The theme is obvious: wanderlust. The poem’s speaker hears the call of the sea—an irresistible invitation to adventure, exploration, and independent living. Most people experience wanderlust from time to time. Some may wish only to hike through woods or drive a car in the country. Others may wish to cruise the Caribbean, fly to Tahiti, or rocket into outer space. Since prehistoric times, humankind has always been on the move. Maysfield's poem sums up the allure and excitement of traveling in a yawing ship on rolling, wind-blown seas.

Use of Alliteration

Alliteration occurs frequently to enhance the appeal of the poem to the ear. Here are examples: sea and the sky (line 1), star to steer (line 2), and gull's way and the whale's way where the wind's like a whetted knife (line 10).

Imagery

One may interpret the poem as a metaphor for the journey of life and the challenges life poses. A type of metaphor, personification (treating a thing or an idea as if it were human), occurs in line 1 (lonely sea), line 3 (wind's song), and line 5 (the call of the running tide). The last line of the poem may be taken literally or figuratively. In the latter instance, quiet sleep, sweet dream, and the long trick's over all refer to death. 

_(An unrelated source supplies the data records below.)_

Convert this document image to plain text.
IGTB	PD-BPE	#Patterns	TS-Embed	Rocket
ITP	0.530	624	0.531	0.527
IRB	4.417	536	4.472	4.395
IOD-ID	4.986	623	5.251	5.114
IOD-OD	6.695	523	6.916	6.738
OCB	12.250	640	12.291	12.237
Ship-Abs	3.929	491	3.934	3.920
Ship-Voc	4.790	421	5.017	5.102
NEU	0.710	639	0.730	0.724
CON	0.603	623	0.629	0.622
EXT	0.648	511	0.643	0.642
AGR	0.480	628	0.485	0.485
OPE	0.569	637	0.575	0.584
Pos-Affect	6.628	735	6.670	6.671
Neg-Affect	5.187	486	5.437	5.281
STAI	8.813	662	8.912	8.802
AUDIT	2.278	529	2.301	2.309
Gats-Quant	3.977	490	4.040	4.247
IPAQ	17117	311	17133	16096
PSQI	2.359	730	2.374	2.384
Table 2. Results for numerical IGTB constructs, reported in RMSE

Study Questions and Writing Topics

1. Write an informative essay centering on Masefield's experiences as a seafarer. 
2. Explain how seamen used the stars (line 2) to navigate a ship.
3. What is meant by vagrant gypsy life (line 9)? Define gypsy and explain how the word originated.
4. Identify the simile in the last stanza. 
5. Write a poem about another type of travel—train, bus, airplane, motorcycle, skateboard, skis, dogsled, spaceship, or a vicarious journey in an armchair.